Tentang kewajiban pemerintah dalam
menyelenggarakan dan mendanai pendidikan telah digariskan dalam Pasal 31
Ayat 4 UUD 1945, dan UU No 20/2003 mengenai Sistem Pendidikan Nasional
(Sisdiknas). Dalam pasal 34 Ayat 2 UU Sisdiknas juga menyebutkan pemerintah
pusat dan daerah wajib menjamin terselenggaranya wajib belajar minimal pada
jenjang pendidikan dasar tanpa memungut biaya. Akan tetapi realitas sangat
bertolak belakang. Kebanyakan sekolah bahkan mayoritas memungut biaya pada
peserta didiknya. Memang benar ada sekolah yang gratis (tidak membayar SPP),
tapi prosentasenya sangat sedikit. Lebih ironis lagi adalah beberapa kasus
korupsi yang melanda penyelenggara pendidikan seperti kasus penyediaan buku,
pengelolaan dana dan sebagainya yang semakin menambah coretan hitam dunia pendidikan
Indonesia.
B.Isi
Pada
tahun 2009, pemerintah baru menganggarkan pendidikan 20% APBN setelah digugat
oleh para guru melalui PGRI.Ade Suherman http://adesuherman.blogspot.com/2010/07/peranan-dana-bantuan-operasional.html menghimbau agar rakyat
tidak dibodohi oleh iklan tidak bertanggungjawab karena secara tidak langsung
pembuat iklan menghina perjuangan para guru melalui PGRI yang setia selama 3
tahun menggugat APBN yang tidak menganggarkan 20% pendidikan. Akuntabilitas
pemerintah sebagai penyelenggara negara patut dipertanyakan. Bagaimanapun
pemerintah dalam konteks kenegaraan Indonesia adalah pengambil kebijakan dan
sekaligus pelaksananya. Perhatian terhadap kesejahteraan masyarakatnya menjadi
hal penting dan tidak bisa dinomorduakan. Dalam APBN dianggarkan 20 persen
untuk alokasi pendidikan. Namun ternyata tidak juga dapat terealisasikan
sepenuhnya. Lagi-lagi masalah korupsi yang menjadi penyakit akut dan
berkepanjangan.
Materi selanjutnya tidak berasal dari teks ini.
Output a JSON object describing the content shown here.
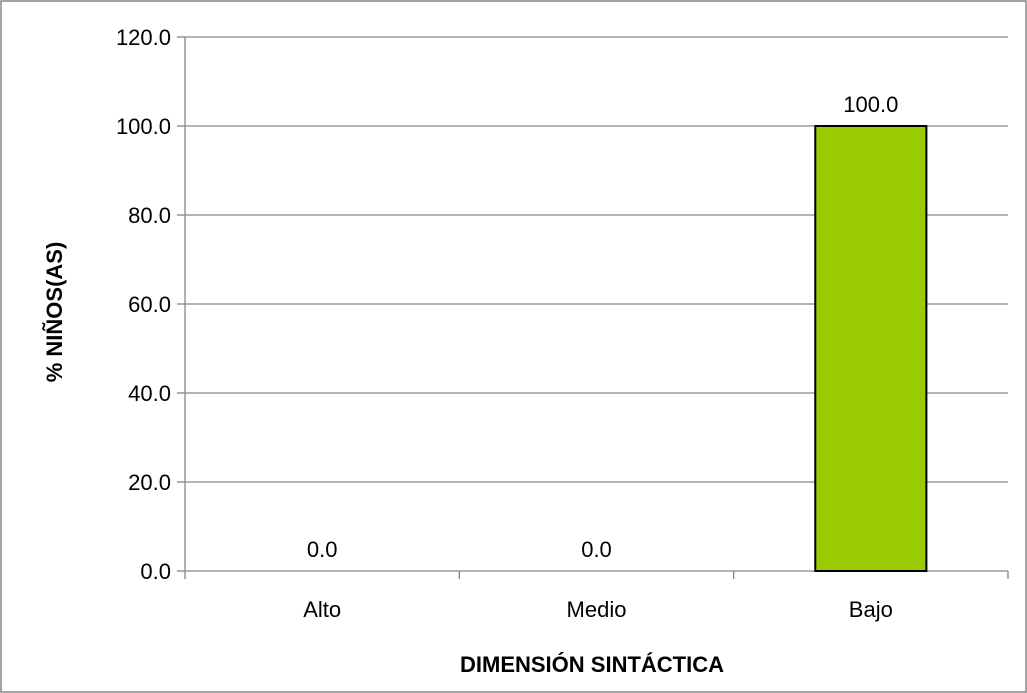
{
  "chart_data": {
    "type": "bar",
    "categories": [
      "Alto",
      "Medio",
      "Bajo"
    ],
    "values": [
      0.0,
      0.0,
      100.0
    ],
    "data_labels": [
      "0.0",
      "0.0",
      "100.0"
    ],
    "title": "",
    "xlabel": "DIMENSIÓN SINTÁCTICA",
    "ylabel": "% NIÑOS(AS)",
    "ylim": [
      0,
      120
    ],
    "yticks": [
      "0.0",
      "20.0",
      "40.0",
      "60.0",
      "80.0",
      "100.0",
      "120.0"
    ],
    "grid": true,
    "legend": "none",
    "colors": {
      "bar_fill": "#99cc00",
      "bar_stroke": "#000000",
      "grid": "#868686",
      "axis": "#868686",
      "frame": "#868686"
    }
  }
}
Regulasi kebijakan publik seolah menjadi bumbu penyedap dan
obat bius yang melenakan. Bukan merupakan solusi dan tanggung jawab
kepemerintahannya. Karena regulasi kebijakan tersebut tidak dibarengi sikap
profesional bahkan lebih kental nuansa politis.
Pada
akhirnya rakyat sebagai elemen paling tinggi –karena pada dasarnya pemerintah adalah
pembantu rakyat- dari sebuah sistem kenegaraan justru menjadi elemen yang
paling terpojokkan. Elemen yang seharusnya mendapat posisi paling menguntungkan
justru menjadi pihak yang sangat dirugikan. Kesejahteraan serta kebebasan untuk
memperoleh hak pendidikan menjadi barang langka. Menurut Sholeh Fasthea (http://wordpress.com/Sholeh Fasthea),hal ini terjadi karena:
1. Regulasi
kebijakan publik masih dalam dataran konsep mentah. Lebih lanjut hal ini
dikarenakan tidak adanya sosialisasi yang komprehensif terhadap masyarakat,
sehingga masyarakat tidak memahami kebijakan-kebijakan tersebut.
2. Sumber
rujukan pemerintah yang kurang valid. Demi langgengnya sebuah struktur
pemerintahan, manipulasi data menjadi hal yang bukan tabu lagi. Sehingga para
konseptor kebijakan pendidikan tidak mampu melihat akar-akar permasalahan yang
sebenarnya. Tapi hanya melihat hasil laporan-laporan yang dibuat dalam bingkai
kepentingan khusus, bahkan pesanan. Hal ini bisa dibuktikan dengan masih
banyaknya sekolah-sekolah di daerah yang jauh dari kemajuan.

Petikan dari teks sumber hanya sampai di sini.